Metal Film ½ w about 11 cents • 1 % tolerance • Epoxy coated precision resistors POWER Resistors Wire Wound very inductive. 5 watt $0.37 Power Supplies Candohm replacements 10 watt $0.50 AKA Sand, cement, Ceramic, wire wounds Carbon Film 1/2 w 5% about $0.07 Carbon composition ½ w about $0.20 • Use above 18 MHz • 5 % tolerance • Low inductance • Low capacitance • Watch for inductance. • High quality performance at economical prices • 1/2 & 1 Watt • General shotgun replacement. Metal Oxide 1 and 2 watt 12/17 cents • 5 % tolerance • Power Supply section. • Cathode Bypass • Candohm replacements
Lay out copy of schematic with red and green pencils • Mark off or Highlight components in Red when replaced. • Trace the connections in green to verify the circuit is original factory design. • Undocumented, unapproved, mods were made to gear when parts were not available (war time) or the shop was too cheap to properly repair the fault.

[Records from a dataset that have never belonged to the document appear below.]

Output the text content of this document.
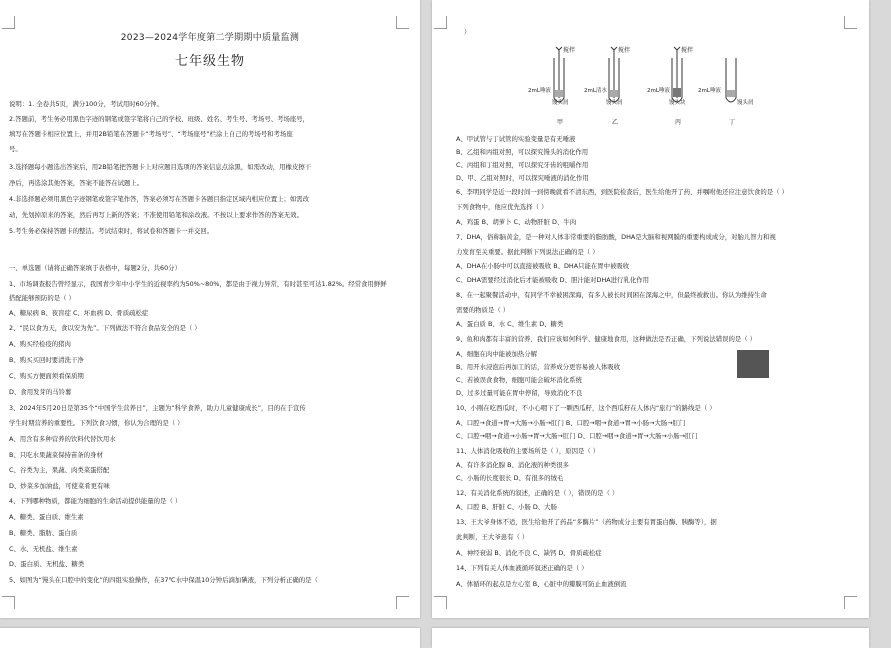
2023—2024学年度第二学期期中质量监测
七年级生物
说明：1. 全卷共5页，满分100分，考试用时60分钟。
2.答题前，考生务必用黑色字迹的钢笔或签字笔将自己的学校、班级、姓名、考生号、考场号、考场座号，
填写在答题卡相应位置上，并用2B铅笔在答题卡“考场号”、“考场座号”栏涂上自己的考场号和考场座
号。
3.选择题每小题选出答案后，用2B铅笔把答题卡上对应题目选项的答案信息点涂黑，如需改动，用橡皮擦干
净后，再选涂其他答案，答案不能答在试题上。
4.非选择题必须用黑色字迹钢笔或签字笔作答，答案必须写在答题卡各题目指定区域内相应位置上；如需改
动，先划掉原来的答案，然后再写上新的答案；不准使用铅笔和涂改液。不按以上要求作答的答案无效。
5.考生务必保持答题卡的整洁。考试结束时，将试卷和答题卡一并交回。
一、单选题（请将正确答案填于表格中，每题2分，共60分）
1、市场调查报告曾经显示，我国青少年中小学生的近视率约为50%~80%，都是由于视力异常，有时甚至可达1.82%。经常食用鲜鲜
搭配能够预防的是（ ）
A、糖尿病 B、夜盲症 C、坏血病 D、骨质疏松症
2、“民以食为天，食以安为先”。下列做法不符合食品安全的是（ ）
A、购买经检疫的猪肉
B、购买买回时要清洗干净
C、购买方便面须看保质期
D、食用发芽的马铃薯
3、2024年5月20日是第35个“中国学生营养日”，主题为“科学食养，助力儿童健康成长”，目的在于宣传
学生时期营养的重要性。下列饮食习惯，你认为合理的是（ ）
A、用含有多种营养的饮料代替饮用水
B、只吃水果蔬菜保持苗条的身材
C、谷类为主，果蔬、肉类菜蛋搭配
D、炒菜多加油盐，可使菜肴更有味
4、下列哪种物质，都能为细胞的生命活动提供能量的是（ ）
A、糖类、蛋白质、维生素
B、糖类、脂肪、蛋白质
C、水、无机盐、维生素
D、蛋白质、无机盐、糖类
5、如图为“馒头在口腔中的变化”的四组实验操作，在37℃水中保温10分钟后滴加碘液，下列分析正确的是（
）
搅拌	搅拌	搅拌
2mL唾液	2mL清水	2mL唾液	2mL唾液
馒头屑	馒头屑	馒头块	馒头屑
甲	乙	丙	丁
A、甲试管与丁试管的实验变量是有无唾液
B、乙组和丙组对照，可以探究馒头的消化作用
C、丙组和丁组对照，可以探究牙齿的咀嚼作用
D、甲、乙组对照时，可以探究唾液的消化作用
6、李明同学是近一段时间一到傍晚就看不清东西，到医院检查后，医生给他开了药，并嘱咐他还应注意饮食的是（ ）
下列食物中，他应优先选择（ ）
A、鸡蛋 B、胡萝卜 C、动物肝脏 D、牛肉
7、DHA，俗称脑黄金，是一种对人体非常重要的脂肪酸，DHA是大脑和视网膜的重要构成成分，对胎儿智力和视
力发育至关重要。据此判断下列说法正确的是（ ）
A、DHA在小肠中可以直接被吸收 B、DHA只能在胃中被吸收
C、DHA需要经过消化后才能被吸收 D、胆汁能对DHA进行乳化作用
8、在一起聚餐活动中，有同学不幸被困深海，有多人被长时间困在深海之中，但最终被救出。你认为维持生命
需要的物质是（ ）
A、蛋白质 B、水 C、维生素 D、糖类
9、鱼和肉都有丰富的营养，我们应该如何科学、健康地食用，这种做法是否正确，下列说法错误的是（ ）
A、细胞在肉中能被加热分解
B、用开水浸泡后再加工的话，营养成分更容易被人体吸收
C、若被误食食物，细胞可能会破坏消化系统
D、过多过量可能在胃中停留，导致消化不良
10、小刚在吃西瓜时，不小心咽下了一颗西瓜籽，这个西瓜籽在人体内“旅行”的路线是（ ）
A、口腔→食道→胃→大肠→小肠→肛门 B、口腔→咽→食道→胃→小肠→大肠→肛门
C、口腔→咽→食道→小肠→胃→大肠→肛门 D、口腔→咽→食道→胃→大肠→小肠→肛门
11、人体消化吸收的主要场所是（ ），原因是（ ）
A、有许多消化腺 B、消化液的种类很多
C、小肠的长度很长 D、有很多的绒毛
12、有关消化系统的叙述，正确的是（ ），错误的是（ ）
A、口腔 B、肝脏 C、小肠 D、大肠
13、王大爷身体不适，医生给他开了药品“多酶片”（药物成分主要有胃蛋白酶、胰酶等），据
此判断，王大爷患有（ ）
A、神经衰弱 B、消化不良 C、缺钙 D、骨质疏松症
14、下列有关人体血液循环叙述正确的是（ ）
A、体循环的起点是左心室 B、心脏中的瓣膜可防止血液倒流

Replace capacitors • Replacing the capacitors first will give you more room to replace other parts. • Use hook and crimp method. This makes for a fast and strong replacement. It also more importantly keep the part in the same relative place as the original. • The performance of plenty of radios is affected by parts placement and wire dress.
Replace resistors • Use the hook, crimp and solder method. • A Lead Twister tool is really helpful with resistor replacement.
Lead Twister • A lead twister adds little coils to the lead wires of the new parts. • Cut out the original part near the body. • Slip the new part’s coils over the old lead wires and solder. • This maintains the original component position and makes for a quick secure solder joint. • See: http://www.ppinyot.com/lead_twister.htm to make one.
Open IF cans and replace resistors Sliver Mica disease (AA5) Replace Resistors See: http://www.ppinyot.com/if_transformers.htm
Hot test restored chassis Please use a dim bulb tester…….
Hot test restored chassis • Use a Variac, volt and amp meter OR DBT. Once passed then plug directly into the line (mains). • Tune in a strong station on Broadcast. • More than likely you will hear a station or more. • If you are lucky the dial frequency may be close.
Alignment • Get alignment data. • Warm up RF generator and frequency counter. • Connect voltmeter to AGC or AC meter to speaker terminals. • Perform Alignment
Trouble? • If the DBT passes trouble shoot after your first alignment. The IF transformers could be so far off the radio will not receive. • If still dead use appropriate trouble shooting techniques to repair.
Alignment • I will bring alignment gear. • Follow the alignment procedures. • An RF generator with AM modulation is commonly required. • A Frequency meter (or general coverage receiver) is needed to set the RF gen. • Burn in the radio 4 to 8 hours. • Perform the alignment again.
Put it all back together. • Clean your cabinet. • Make cosmetic improvements. • Check for electrical safety again. • String up an antenna and enjoy your new old radio.